На протяжении многих веков саксонским жителям этих регионов приходилось принимать на себя основной удар битвы между скандинавской и германской расами. Со времен, когда германский император Оттон I (умер в 973 г.) метнул свое быстрое копье с самого северного мыса Ютландии в Немецкое море, чтобы обозначить истинную границу своей империи, до дня, когда Кристиан IX приложил свое нежелающее перо к той датской конституции, которая должна была включить всю страну к северу от Эйдера в состав Дании, им приходилось разделять все триумфы и все унижения германской расы, с которой они связаны прочными узами общей крови и общего языка.

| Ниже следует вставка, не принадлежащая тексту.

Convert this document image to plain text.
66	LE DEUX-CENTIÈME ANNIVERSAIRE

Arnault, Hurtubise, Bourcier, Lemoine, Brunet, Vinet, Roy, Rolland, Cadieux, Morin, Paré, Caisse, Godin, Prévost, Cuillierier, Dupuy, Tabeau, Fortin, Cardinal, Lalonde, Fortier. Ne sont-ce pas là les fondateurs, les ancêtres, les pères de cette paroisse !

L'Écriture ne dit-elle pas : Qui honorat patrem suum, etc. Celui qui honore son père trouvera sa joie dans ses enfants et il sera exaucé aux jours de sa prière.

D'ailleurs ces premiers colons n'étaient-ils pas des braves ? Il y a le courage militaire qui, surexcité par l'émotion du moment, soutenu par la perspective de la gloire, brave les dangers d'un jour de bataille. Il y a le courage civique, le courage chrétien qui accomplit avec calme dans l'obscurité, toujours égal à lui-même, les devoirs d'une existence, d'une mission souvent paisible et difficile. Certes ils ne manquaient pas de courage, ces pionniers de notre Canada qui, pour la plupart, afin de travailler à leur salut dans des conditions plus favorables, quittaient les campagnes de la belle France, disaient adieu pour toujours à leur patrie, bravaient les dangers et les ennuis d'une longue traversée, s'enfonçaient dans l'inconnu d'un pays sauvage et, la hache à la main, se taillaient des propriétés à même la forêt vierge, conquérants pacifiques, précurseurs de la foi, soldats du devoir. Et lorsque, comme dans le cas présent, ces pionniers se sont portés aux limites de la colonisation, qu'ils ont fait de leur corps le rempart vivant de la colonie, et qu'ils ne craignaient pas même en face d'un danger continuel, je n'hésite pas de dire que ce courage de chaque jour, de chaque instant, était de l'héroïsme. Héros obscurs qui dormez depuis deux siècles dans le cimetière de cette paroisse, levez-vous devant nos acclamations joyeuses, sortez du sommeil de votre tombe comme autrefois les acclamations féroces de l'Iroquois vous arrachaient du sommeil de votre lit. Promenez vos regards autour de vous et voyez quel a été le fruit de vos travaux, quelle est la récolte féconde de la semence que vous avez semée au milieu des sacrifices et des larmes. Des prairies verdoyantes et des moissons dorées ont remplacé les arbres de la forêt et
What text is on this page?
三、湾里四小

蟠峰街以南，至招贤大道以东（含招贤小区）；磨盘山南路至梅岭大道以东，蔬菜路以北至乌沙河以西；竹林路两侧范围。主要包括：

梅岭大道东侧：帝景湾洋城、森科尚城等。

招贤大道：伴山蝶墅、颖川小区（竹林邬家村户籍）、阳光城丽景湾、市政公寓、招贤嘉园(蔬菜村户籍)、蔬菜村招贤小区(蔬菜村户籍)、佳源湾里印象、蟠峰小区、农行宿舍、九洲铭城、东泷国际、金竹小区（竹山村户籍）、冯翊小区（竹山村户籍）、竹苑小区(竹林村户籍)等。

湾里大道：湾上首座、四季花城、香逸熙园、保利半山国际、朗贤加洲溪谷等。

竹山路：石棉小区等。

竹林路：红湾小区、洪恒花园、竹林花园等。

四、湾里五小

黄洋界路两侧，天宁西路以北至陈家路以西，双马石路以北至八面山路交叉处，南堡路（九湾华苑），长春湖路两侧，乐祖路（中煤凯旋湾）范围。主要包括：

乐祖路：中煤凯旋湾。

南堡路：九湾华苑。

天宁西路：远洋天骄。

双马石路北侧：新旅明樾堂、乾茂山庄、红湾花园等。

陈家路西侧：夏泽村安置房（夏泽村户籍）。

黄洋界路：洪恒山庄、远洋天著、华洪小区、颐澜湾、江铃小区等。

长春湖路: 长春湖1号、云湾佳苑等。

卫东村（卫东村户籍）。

Такие постоянные испытания и превратности сказались на характере этих немецких пограничников и сделали их такими, какие они есть, — выносливой и решительной, но осторожной и осмотрительной расой. Их постоянные бдения и борьба против медленных посягательств или внезапных набегов врага, более закоренелого даже, чем датчане, — а именно моря, — привили им с самых ранних времен нечто от той осторожности и настойчивости, которые мы замечаем в национальном характере голландцев и венецианцев. Но свежие бризы Немецкого моря и Балтики поддерживали их нервы в тонусе, а сердца — бодрыми; и по мускульному развитию руки этих крепких пахарей моря и земли могут соперничать с руками любого из их соседей на островах или на континенте. «Holsten-treue», т.е. гольштейнская верность, стала пословицей по всей Германии, и она выдержала испытание долгими и страшными испытаниями.
Есть только один способ получить представление о реальном характере народа, если только мы не можем фактически жить среди них годами; и это — изучить их язык и литературу. Теперь верно, что язык, на котором говорят в Шлезвиг-Гольштейне, — не немецкий, по крайней мере, не в обычном смысле этого слова, — и можно вполне понять, как путешественники и корреспонденты газет, которые нахватались своих немецких фраз из Оллендорфа и которые на этом основании пытаются вступить в разговор с гольштейнскими крестьянами, должны прийти к выводу, что эти крестьяне говорят по-датски, или, во всяком случае, что они не говорят по-немецки.